The default setting is 60/40 (TSM / intermediate-term bonds). It shows a safe withdrawal rate of 4.5% and a perpetual withdrawal rate of 3.5% over 30 years.
I'm sorry. There must be some sort of disconnect.
By "did not run out in the worst case" they mean the worst case "based on real-life sequence of returns". "Perpetual withdrawal rate", changes the constraint from "still having money after 30 years" (which can mean having as little as $1) to "still having the initial capital after 30 years" (which, effectively means "in perpetuity" since one can start another 30 years). This also is based on "based on real-life sequence of returns".
The Trinity Study, which many like to cite here, had a yet different (and looser) constraint "still having money after 30 years in at least x% of cases". Obviously, the Trinity Study cannot be based on the "worst possible case" historically based or not.

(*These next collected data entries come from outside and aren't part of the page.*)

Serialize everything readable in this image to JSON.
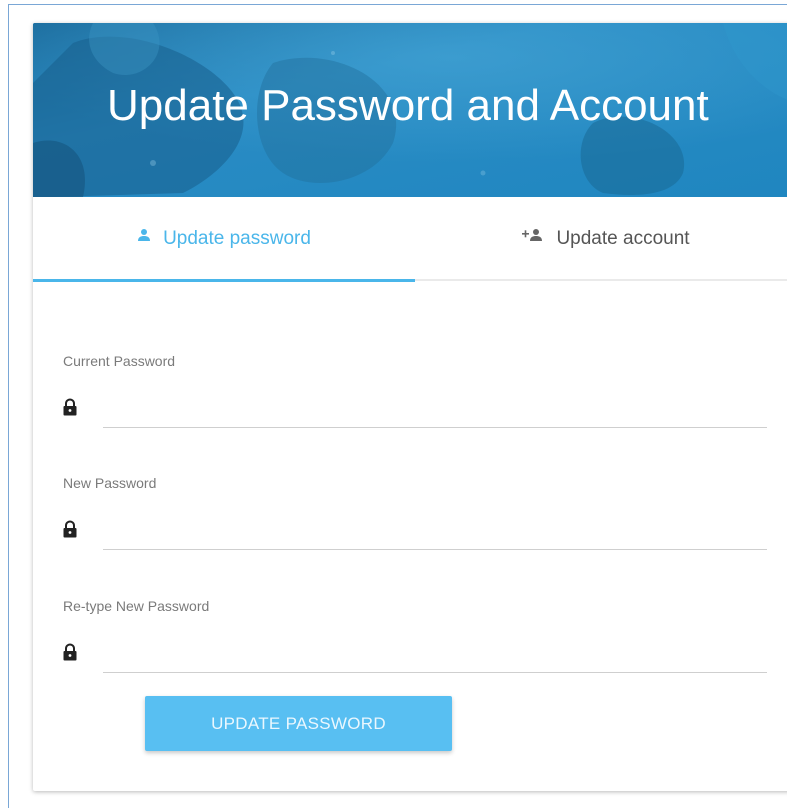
{
  "header": {
    "title": "Update Password and Account"
  },
  "tabs": {
    "password": {
      "label": "Update password",
      "icon": "person-icon",
      "active": true
    },
    "account": {
      "label": "Update account",
      "icon": "person-add-icon",
      "active": false
    }
  },
  "form": {
    "current_password": {
      "label": "Current Password",
      "value": "",
      "icon": "lock-icon"
    },
    "new_password": {
      "label": "New Password",
      "value": "",
      "icon": "lock-icon"
    },
    "retype_password": {
      "label": "Re-type New Password",
      "value": "",
      "icon": "lock-icon"
    },
    "submit_label": "UPDATE PASSWORD"
  },
  "colors": {
    "accent": "#4ab6ea",
    "button": "#58bff2",
    "banner": "#2488bd"
  }
}
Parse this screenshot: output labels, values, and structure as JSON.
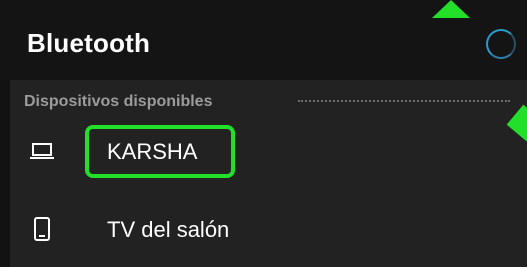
{
  "header": {
    "title": "Bluetooth",
    "spinner_icon": "loading-spinner-icon",
    "accent_color": "#2c9ac9"
  },
  "devices_section": {
    "heading": "Dispositivos disponibles",
    "items": [
      {
        "label": "KARSHA",
        "icon": "laptop-icon",
        "highlighted": true
      },
      {
        "label": "TV del salón",
        "icon": "phone-icon",
        "highlighted": false
      }
    ]
  },
  "annotation_color": "#22e02a"
}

It is instead based on all
historical returns series, good and bad.
Once we accept the above, my objection is that past history average stock returns has been 10% and bond return has been 7%. This is obviously true for the 90 years of recorded history, for 40-year long periods, and for most 30-year long ones, which are relevant for retirement planning purposes. It is not true for 10-years long periods; there are many with quite different average returns, but those are not
too relevant for retirement purposes.
Now, drum-roll, things are different for developed markets. They have been different for Japan for the last 30 years. They will be different for Europe and the US, until monetary policies (i.e. loose money) change and there is no reason why they should change. We can discuss this separately.
Present and foreseable monetary policies tell us that we can only dream of 10% average returns for stocks and, above all, bond returns will be close to zero real.
That means average balanced portfolio returns won't be able to sustain past "safe" withdrawal rates with the same chance of success for two reasons: lower average returns and highe portfolio volatility (stock returns will be lower, but not their volatility !).
Continue to plan for 4% SWR being oblivious of this fundamental change in financial markets and your chances of disappointment will be higher.